Though not as quick to heat up or cool down as other materials, cast iron pans excel in specific culinary applications. They are often used in steak houses, farm-to-table restaurants, and even in baking due to their ability to hold heat and distribute it evenly. The main downside is their weight, which can make them less practical for quick, repetitive tasks. Still, many chefs maintain a few cast iron pans for their longevity, versatility, and traditional appeal.

Why are non-stick pans popular among professional chefs?

Non-stick pans are widely used in professional settings where efficiency and ease of cleaning are important, particularly for delicate foods like scrambled eggs, fish, and omelets. Modern non-stick coatings, including ceramic and PTFE (Teflon), have significantly improved in durability and heat resistance, allowing them to withstand the rigors of busy kitchens. These pans reduce the need for excess fat during cooking, aligning with healthier cooking practices and faster food preparation.
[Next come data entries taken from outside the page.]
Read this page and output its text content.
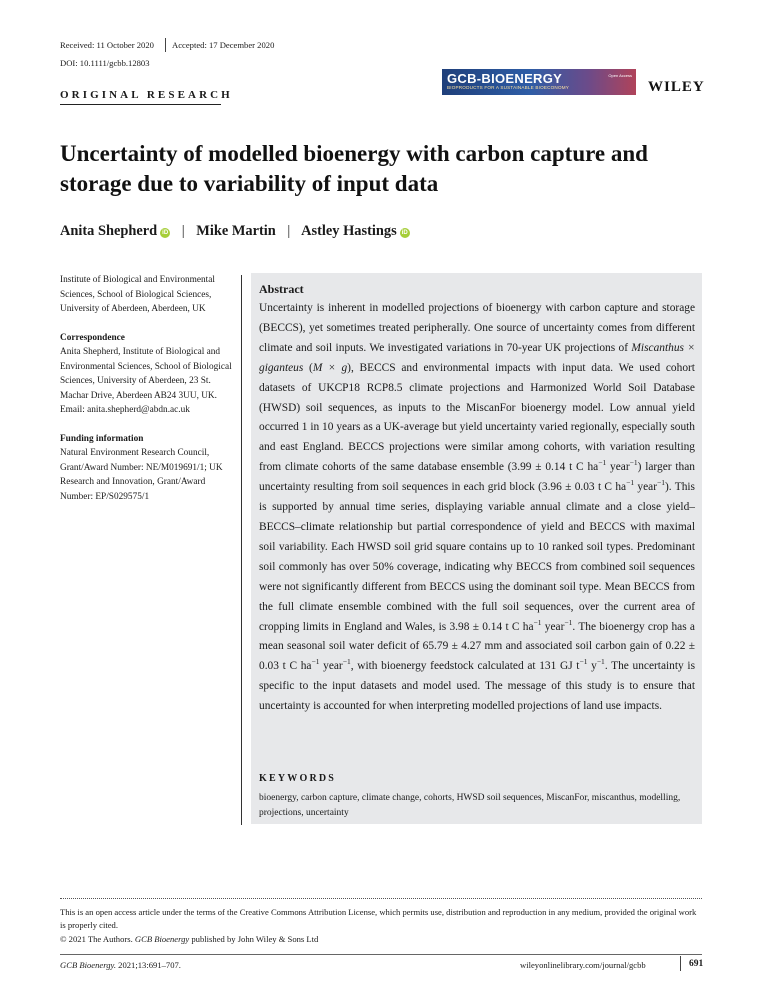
Received: 11 October 2020 Accepted: 17 December 2020
DOI: 10.1111/gcbb.12803
ORIGINAL RESEARCH
GCB-BIOENERGY
BIOPRODUCTS FOR A SUSTAINABLE BIOECONOMY
Open Access
WILEY
Uncertainty of modelled bioenergy with carbon capture and storage due to variability of input data
Anita Shepherd iD | Mike Martin | Astley Hastings iD
Institute of Biological and Environmental Sciences, School of Biological Sciences, University of Aberdeen, Aberdeen, UK
Correspondence
Anita Shepherd, Institute of Biological and Environmental Sciences, School of Biological Sciences, University of Aberdeen, 23 St. Machar Drive, Aberdeen AB24 3UU, UK.
Email: anita.shepherd@abdn.ac.uk
Funding information
Natural Environment Research Council, Grant/Award Number: NE/M019691/1; UK Research and Innovation, Grant/Award Number: EP/S029575/1
Abstract
Uncertainty is inherent in modelled projections of bioenergy with carbon capture and storage (BECCS), yet sometimes treated peripherally. One source of uncertainty comes from different climate and soil inputs. We investigated variations in 70-year UK projections of Miscanthus × giganteus (M × g), BECCS and environmental impacts with input data. We used cohort datasets of UKCP18 RCP8.5 climate projections and Harmonized World Soil Database (HWSD) soil sequences, as inputs to the MiscanFor bioenergy model. Low annual yield occurred 1 in 10 years as a UK-average but yield uncertainty varied regionally, especially south and east England. BECCS projections were similar among cohorts, with variation resulting from climate cohorts of the same database ensemble (3.99 ± 0.14 t C $ha^{-1}$ year$^{-1}$) larger than uncertainty resulting from soil sequences in each grid block (3.96 ± 0.03 t C $ha^{-1}$ year$^{-1}$). This is supported by annual time series, displaying variable annual climate and a close yield–BECCS–climate relationship but partial correspondence of yield and BECCS with maximal soil variability. Each HWSD soil grid square contains up to 10 ranked soil types. Predominant soil commonly has over 50% coverage, indicating why BECCS from combined soil sequences were not significantly different from BECCS using the dominant soil type. Mean BECCS from the full climate ensemble combined with the full soil sequences, over the current area of cropping limits in England and Wales, is 3.98 ± 0.14 t C $ha^{-1}$ year$^{-1}$. The bioenergy crop has a mean seasonal soil water deficit of 65.79 ± 4.27 mm and associated soil carbon gain of 0.22 ± 0.03 t C $ha^{-1}$ year$^{-1}$, with bioenergy feedstock calculated at 131 GJ $t^{-1}$ $y^{-1}$. The uncertainty is specific to the input datasets and model used. The message of this study is to ensure that uncertainty is accounted for when interpreting modelled projections of land use impacts.
KEYWORDS
bioenergy, carbon capture, climate change, cohorts, HWSD soil sequences, MiscanFor, miscanthus, modelling, projections, uncertainty
This is an open access article under the terms of the Creative Commons Attribution License, which permits use, distribution and reproduction in any medium, provided the original work is properly cited.
© 2021 The Authors. GCB Bioenergy published by John Wiley & Sons Ltd
GCB Bioenergy. 2021;13:691–707.	wileyonlinelibrary.com/journal/gcbb	691
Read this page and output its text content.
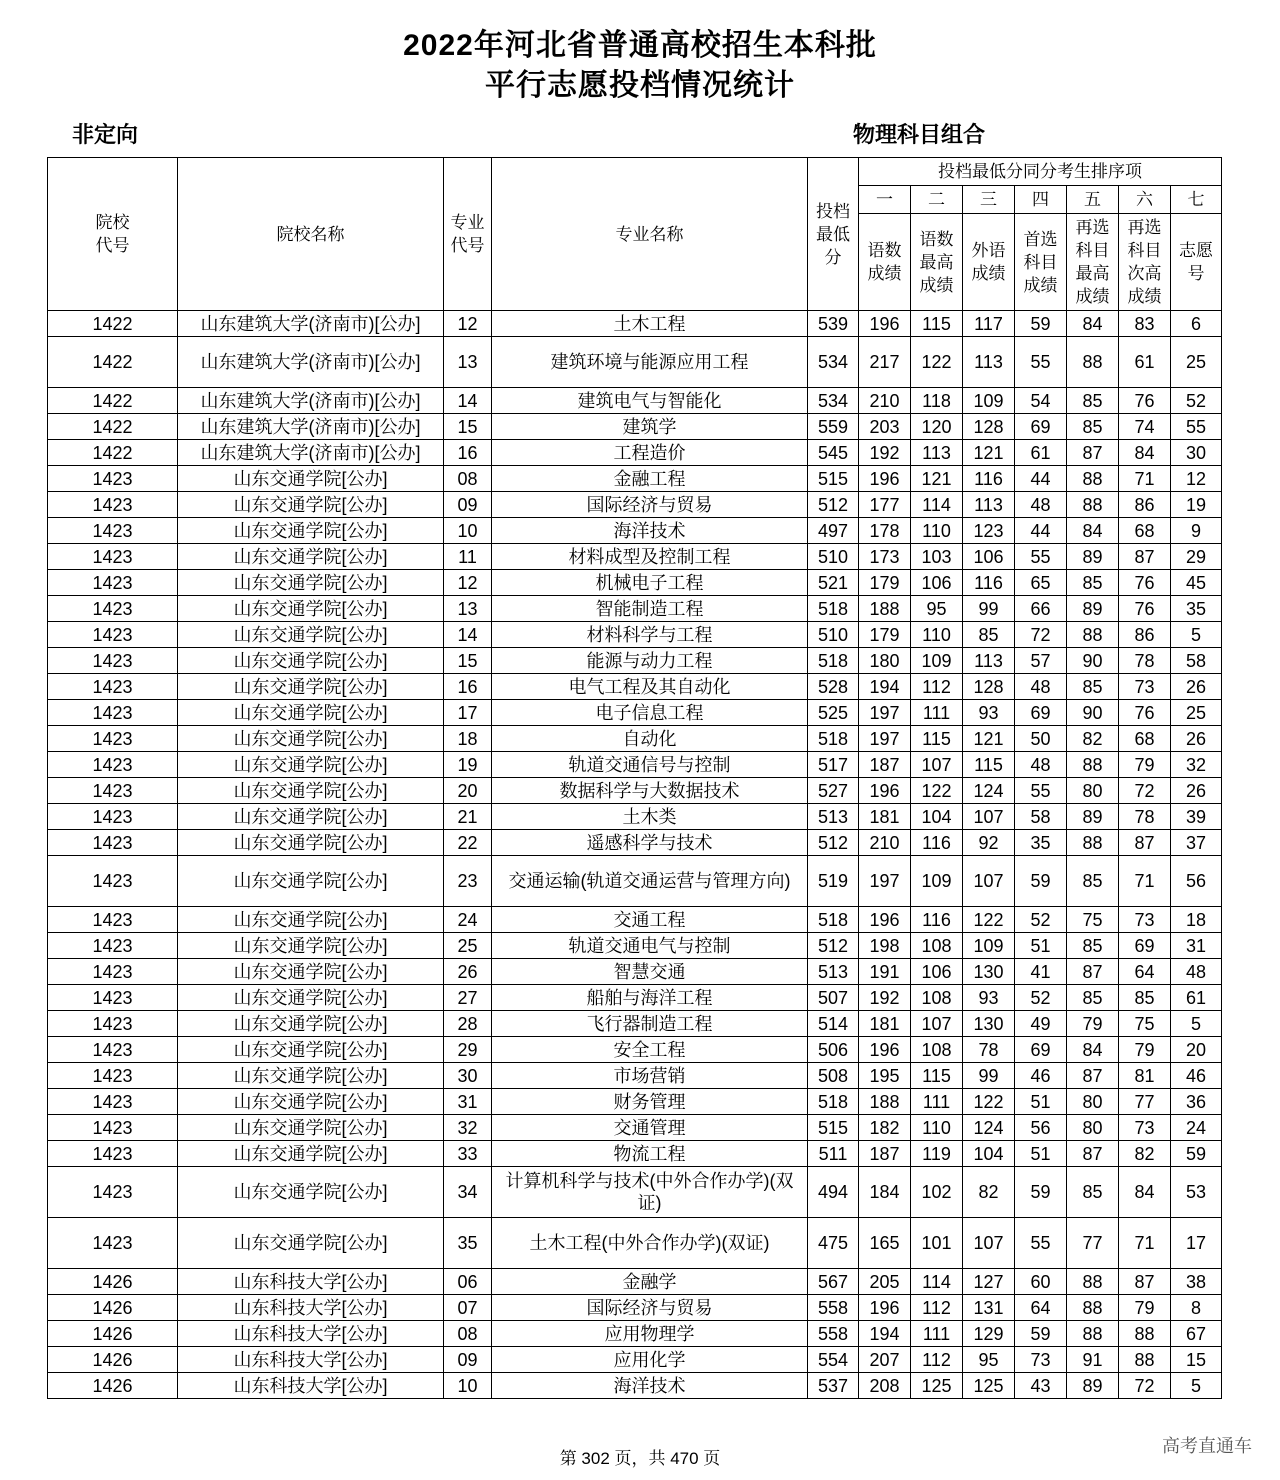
2022年河北省普通高校招生本科批
平行志愿投档情况统计
非定向	物理科目组合
院校代号	院校名称	专业代号	专业名称	投档最低分	投档最低分同分考生排序项						
					一	二	三	四	五	六	七

					语数成绩	语数最高成绩	外语成绩	首选科目成绩	再选科目最高成绩	再选科目次高成绩	志愿号

1422	山东建筑大学(济南市)[公办]	12	土木工程	539	196	115	117	59	84	83	6
1422	山东建筑大学(济南市)[公办]	13	建筑环境与能源应用工程	534	217	122	113	55	88	61	25
1422	山东建筑大学(济南市)[公办]	14	建筑电气与智能化	534	210	118	109	54	85	76	52
1422	山东建筑大学(济南市)[公办]	15	建筑学	559	203	120	128	69	85	74	55
1422	山东建筑大学(济南市)[公办]	16	工程造价	545	192	113	121	61	87	84	30
1423	山东交通学院[公办]	08	金融工程	515	196	121	116	44	88	71	12
1423	山东交通学院[公办]	09	国际经济与贸易	512	177	114	113	48	88	86	19
1423	山东交通学院[公办]	10	海洋技术	497	178	110	123	44	84	68	9
1423	山东交通学院[公办]	11	材料成型及控制工程	510	173	103	106	55	89	87	29
1423	山东交通学院[公办]	12	机械电子工程	521	179	106	116	65	85	76	45
1423	山东交通学院[公办]	13	智能制造工程	518	188	95	99	66	89	76	35
1423	山东交通学院[公办]	14	材料科学与工程	510	179	110	85	72	88	86	5
1423	山东交通学院[公办]	15	能源与动力工程	518	180	109	113	57	90	78	58
1423	山东交通学院[公办]	16	电气工程及其自动化	528	194	112	128	48	85	73	26
1423	山东交通学院[公办]	17	电子信息工程	525	197	111	93	69	90	76	25
1423	山东交通学院[公办]	18	自动化	518	197	115	121	50	82	68	26
1423	山东交通学院[公办]	19	轨道交通信号与控制	517	187	107	115	48	88	79	32
1423	山东交通学院[公办]	20	数据科学与大数据技术	527	196	122	124	55	80	72	26
1423	山东交通学院[公办]	21	土木类	513	181	104	107	58	89	78	39
1423	山东交通学院[公办]	22	遥感科学与技术	512	210	116	92	35	88	87	37
1423	山东交通学院[公办]	23	交通运输(轨道交通运营与管理方向)	519	197	109	107	59	85	71	56
1423	山东交通学院[公办]	24	交通工程	518	196	116	122	52	75	73	18
1423	山东交通学院[公办]	25	轨道交通电气与控制	512	198	108	109	51	85	69	31
1423	山东交通学院[公办]	26	智慧交通	513	191	106	130	41	87	64	48
1423	山东交通学院[公办]	27	船舶与海洋工程	507	192	108	93	52	85	85	61
1423	山东交通学院[公办]	28	飞行器制造工程	514	181	107	130	49	79	75	5
1423	山东交通学院[公办]	29	安全工程	506	196	108	78	69	84	79	20
1423	山东交通学院[公办]	30	市场营销	508	195	115	99	46	87	81	46
1423	山东交通学院[公办]	31	财务管理	518	188	111	122	51	80	77	36
1423	山东交通学院[公办]	32	交通管理	515	182	110	124	56	80	73	24
1423	山东交通学院[公办]	33	物流工程	511	187	119	104	51	87	82	59
1423	山东交通学院[公办]	34	计算机科学与技术(中外合作办学)(双证)	494	184	102	82	59	85	84	53
1423	山东交通学院[公办]	35	土木工程(中外合作办学)(双证)	475	165	101	107	55	77	71	17
1426	山东科技大学[公办]	06	金融学	567	205	114	127	60	88	87	38
1426	山东科技大学[公办]	07	国际经济与贸易	558	196	112	131	64	88	79	8
1426	山东科技大学[公办]	08	应用物理学	558	194	111	129	59	88	88	67
1426	山东科技大学[公办]	09	应用化学	554	207	112	95	73	91	88	15
1426	山东科技大学[公办]	10	海洋技术	537	208	125	125	43	89	72	5
第 302 页，共 470 页
高考直通车
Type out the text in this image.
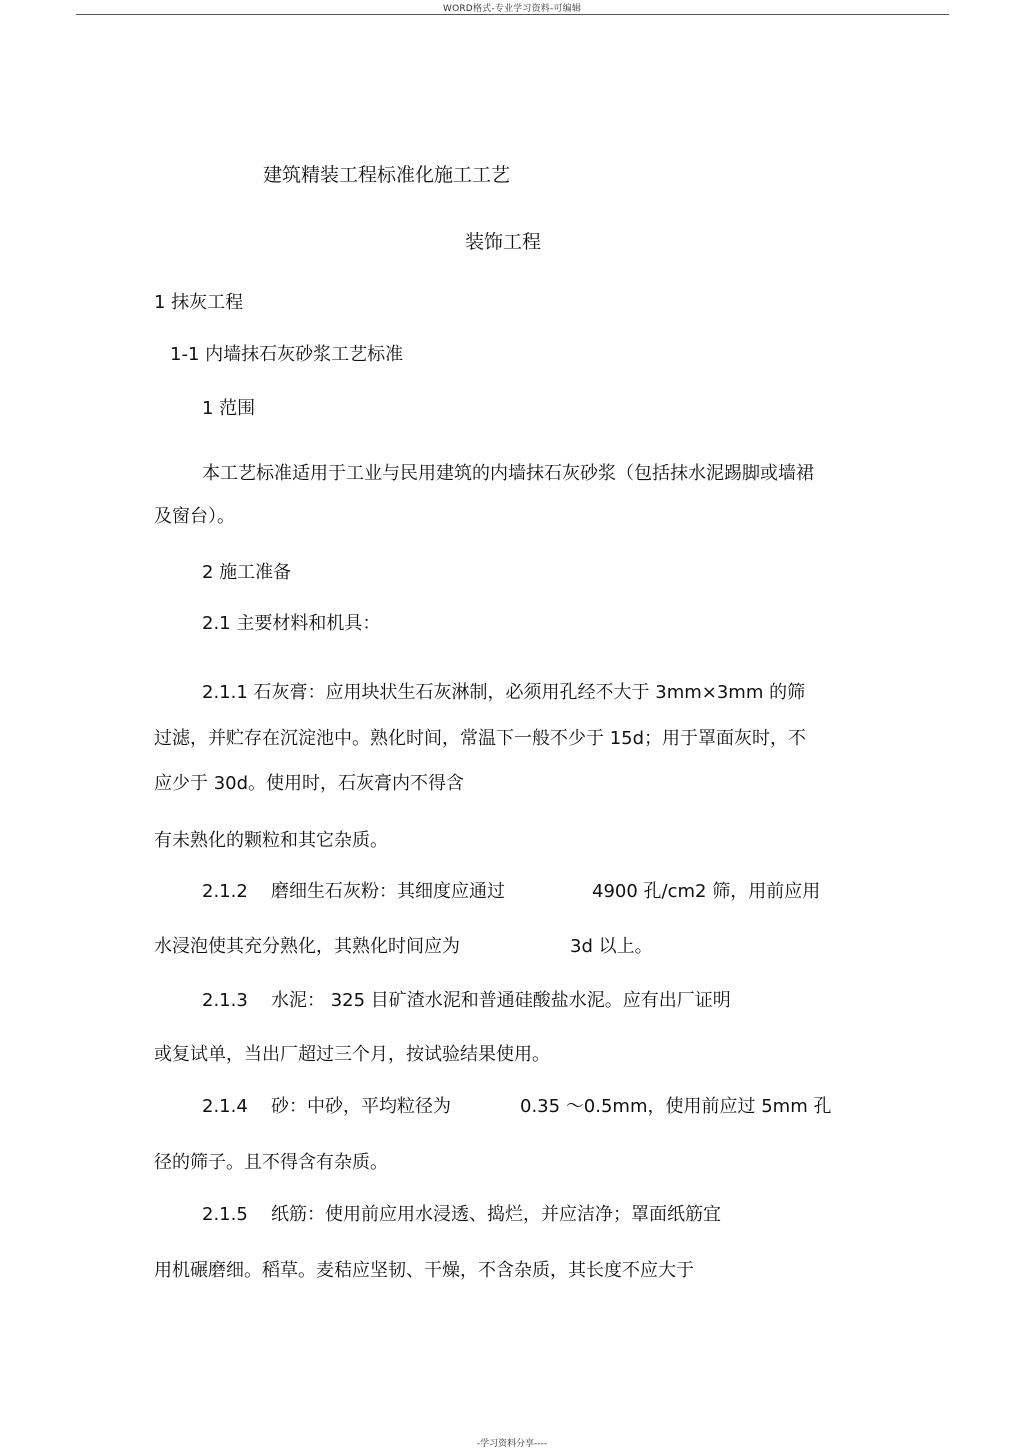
WORD格式-专业学习资料-可编辑
建筑精装工程标准化施工工艺
装饰工程
1 抹灰工程
1-1 内墙抹石灰砂浆工艺标准
1 范围
本工艺标准适用于工业与民用建筑的内墙抹石灰砂浆（包括抹水泥踢脚或墙裙
及窗台）。
2 施工准备
2.1 主要材料和机具：
2.1.1 石灰膏：应用块状生石灰淋制，必须用孔经不大于 3mm×3mm 的筛
过滤，并贮存在沉淀池中。熟化时间，常温下一般不少于 15d；用于罩面灰时，不
应少于 30d。使用时，石灰膏内不得含
有未熟化的颗粒和其它杂质。
2.1.2 磨细生石灰粉：其细度应通过	4900 孔/cm2 筛，用前应用
水浸泡使其充分熟化，其熟化时间应为	3d 以上。
2.1.3 水泥： 325 目矿渣水泥和普通硅酸盐水泥。应有出厂证明
或复试单，当出厂超过三个月，按试验结果使用。
2.1.4 砂：中砂，平均粒径为	0.35 ～0.5mm，使用前应过 5mm 孔
径的筛子。且不得含有杂质。
2.1.5 纸筋：使用前应用水浸透、捣烂，并应洁净；罩面纸筋宜
用机碾磨细。稻草。麦秸应坚韧、干燥，不含杂质，其长度不应大于
-学习资料分享----
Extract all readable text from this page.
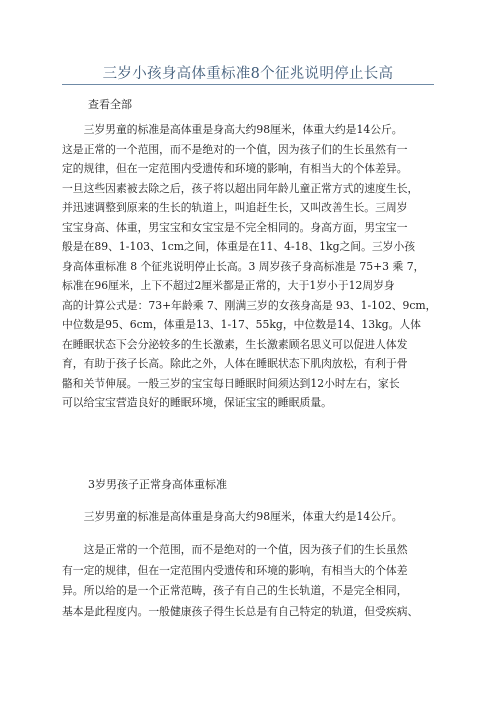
三岁小孩身高体重标准8个征兆说明停止长高
查看全部
　　三岁男童的标准是高体重是身高大约98厘米，体重大约是14公斤。
这是正常的一个范围，而不是绝对的一个值，因为孩子们的生长虽然有一
定的规律，但在一定范围内受遗传和环境的影响，有相当大的个体差异。
一旦这些因素被去除之后，孩子将以超出同年龄儿童正常方式的速度生长，
并迅速调整到原来的生长的轨道上，叫追赶生长，又叫改善生长。三周岁
宝宝身高、体重，男宝宝和女宝宝是不完全相同的。身高方面，男宝宝一
般是在89、1-103、1cm之间，体重是在11、4-18、1kg之间。三岁小孩
身高体重标准 8 个征兆说明停止长高。3 周岁孩子身高标准是 75+3 乘 7，
标准在96厘米，上下不超过2厘米都是正常的，大于1岁小于12周岁身
高的计算公式是：73+年龄乘 7、刚满三岁的女孩身高是 93、1-102、9cm，
中位数是95、6cm，体重是13、1-17、55kg，中位数是14、13kg。人体
在睡眠状态下会分泌较多的生长激素，生长激素顾名思义可以促进人体发
育，有助于孩子长高。除此之外，人体在睡眠状态下肌肉放松，有利于骨
骼和关节伸展。一般三岁的宝宝每日睡眠时间须达到12小时左右，家长
可以给宝宝营造良好的睡眠环境，保证宝宝的睡眠质量。
3岁男孩子正常身高体重标准
　　三岁男童的标准是高体重是身高大约98厘米，体重大约是14公斤。
　　这是正常的一个范围，而不是绝对的一个值，因为孩子们的生长虽然
有一定的规律，但在一定范围内受遗传和环境的影响，有相当大的个体差
异。所以给的是一个正常范畴，孩子有自己的生长轨道，不是完全相同，
基本是此程度内。一般健康孩子得生长总是有自己特定的轨道，但受疾病、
Despite their usefulness, many chefs are cautious with non-stick pans because improper use—such as overheating or using metal utensils—can damage the coating. Some prefer to use them only for certain tasks and not for high-heat browning or deglazing. However, the convenience they offer in fast-paced environments, especially in hotels and restaurants where large volumes are served, keeps them a common choice alongside other types of cookware.

Do professional chefs use non-metallic coated pans like ceramic?

While ceramic-coated pans are gaining popularity in home kitchens due to their non-stick qualities and aesthetic appeal, many professional chefs remain cautious in their use, particularly in high-volume or high-heat scenarios. Ceramic coatings can be less durable than traditional PTFE (Teflon) coatings and may scratch or wear down more quickly when used with metal utensils. Additionally, they often cannot withstand the high temperatures or abusive conditions typical in professional environments.

Still, ceramic pans are appreciated in certain professional applications—such as in boutique restaurants or for health-conscious menus—where non-toxic, chemical-free cookware is preferred. Their natural non-stick surface requires less oil, and they offer a sleek finish that’s visually appealing for front-of-house demonstrations or upscale cuisine. However, they are usually complemented with more robust pans for heavy-duty tasks, ensuring that ceramic-coated pans are used where they perform best.

How do professional chefs decide which pan to use for different cooking techniques?

Professional chefs select cookware based on the specific cooking technique, type of food, and desired outcome. For searing and browning, they often reach for stainless steel or cast iron pans due to their even heat distribution and ability to develop fond. Sautéing and deglazing benefit from pans with sloped sides and good heat retention, such as stainless steel skillets. For sauces and temperature-sensitive cooking, copper pans offer the responsiveness needed for precision.

Additionally, the volume of food and working conditions influence the choice. In fast-paced kitchens, non-stick pans might be favored for breakfast or fish dishes to speed up service and reduce oil usage. Deep-frying usually requires heavy-duty, heat-retaining pots like cast iron or thick aluminum Dutch ovens. Ultimately, chefs develop a toolkit of various pans and learn which ones perform best for sautéing, simmering, frying, roasting, and baking, ensuring versatility and efficiency in the kitchen.